Un accidente cerebrovascular es una lesión cerebral que puede también afectar gravemente al organismo. Se produce un accidente cerebrovascular cuando se interrumpe el flujo de sangre a una parte del cerebro o cuando hay una hemorragia en el cerebro o alrededor de él. Esto puede suceder cuando un coágulo sanguíneo obstruye una arteria en el cerebro o el cuello, o cuando se rompe una arteria debilitada en el cerebro.

Los factores de riesgo cerebrovascular incluyen la presión arterial alta, el tabaquismo, las enfermedades del corazón, la diabetes y un recuento elevado de glóbulos rojos. El riesgo también aumenta con la edad. El consumo excesivo de alcohol aumenta el riesgo de un derrame cerebral (accidente cerebrovascular hemorrágico).
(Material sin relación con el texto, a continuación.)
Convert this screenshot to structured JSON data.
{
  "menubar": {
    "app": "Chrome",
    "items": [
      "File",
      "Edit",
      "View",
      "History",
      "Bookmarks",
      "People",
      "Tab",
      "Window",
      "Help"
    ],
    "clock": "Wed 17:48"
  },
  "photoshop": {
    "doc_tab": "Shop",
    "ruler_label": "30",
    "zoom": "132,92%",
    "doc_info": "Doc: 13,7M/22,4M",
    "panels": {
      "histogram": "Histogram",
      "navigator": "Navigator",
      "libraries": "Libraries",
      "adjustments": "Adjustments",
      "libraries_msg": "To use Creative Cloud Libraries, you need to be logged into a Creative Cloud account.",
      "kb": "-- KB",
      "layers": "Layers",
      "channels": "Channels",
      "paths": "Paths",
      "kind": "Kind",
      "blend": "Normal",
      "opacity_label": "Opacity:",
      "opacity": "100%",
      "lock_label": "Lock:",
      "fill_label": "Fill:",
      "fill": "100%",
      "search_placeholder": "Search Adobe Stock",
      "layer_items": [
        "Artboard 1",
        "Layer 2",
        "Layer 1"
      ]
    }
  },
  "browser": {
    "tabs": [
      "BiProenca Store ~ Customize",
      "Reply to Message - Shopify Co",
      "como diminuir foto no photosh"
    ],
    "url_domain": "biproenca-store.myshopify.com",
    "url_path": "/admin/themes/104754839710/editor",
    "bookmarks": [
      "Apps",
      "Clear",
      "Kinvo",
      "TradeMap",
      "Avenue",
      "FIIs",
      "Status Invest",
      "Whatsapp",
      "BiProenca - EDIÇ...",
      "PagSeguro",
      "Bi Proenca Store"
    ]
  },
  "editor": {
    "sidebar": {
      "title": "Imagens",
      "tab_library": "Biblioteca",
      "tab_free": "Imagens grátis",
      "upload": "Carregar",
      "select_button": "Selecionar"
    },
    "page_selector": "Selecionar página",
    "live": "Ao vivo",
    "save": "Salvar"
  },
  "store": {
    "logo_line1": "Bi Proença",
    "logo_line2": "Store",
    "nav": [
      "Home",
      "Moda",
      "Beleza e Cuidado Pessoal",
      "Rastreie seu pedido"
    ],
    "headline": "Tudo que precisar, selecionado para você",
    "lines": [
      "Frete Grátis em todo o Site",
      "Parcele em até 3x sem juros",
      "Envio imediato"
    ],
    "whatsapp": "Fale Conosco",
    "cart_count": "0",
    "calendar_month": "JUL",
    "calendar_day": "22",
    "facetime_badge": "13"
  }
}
Los síntomas de advertencia de un accidente cerebrovascular pueden incluir una repentina y pasajera debilidad o entumecimiento en el rostro, el brazo o la pierna; dificultad para hablar o entender a las personas que le hablan; una pérdida transitoria de la vista, especialmente en un ojo; visión doble; dolores de cabeza de causa desconocida, o un cambio en su frecuencia o duración; un mareo pasajero o una falta de coordinación al caminar; o un ataque isquémico transitorio.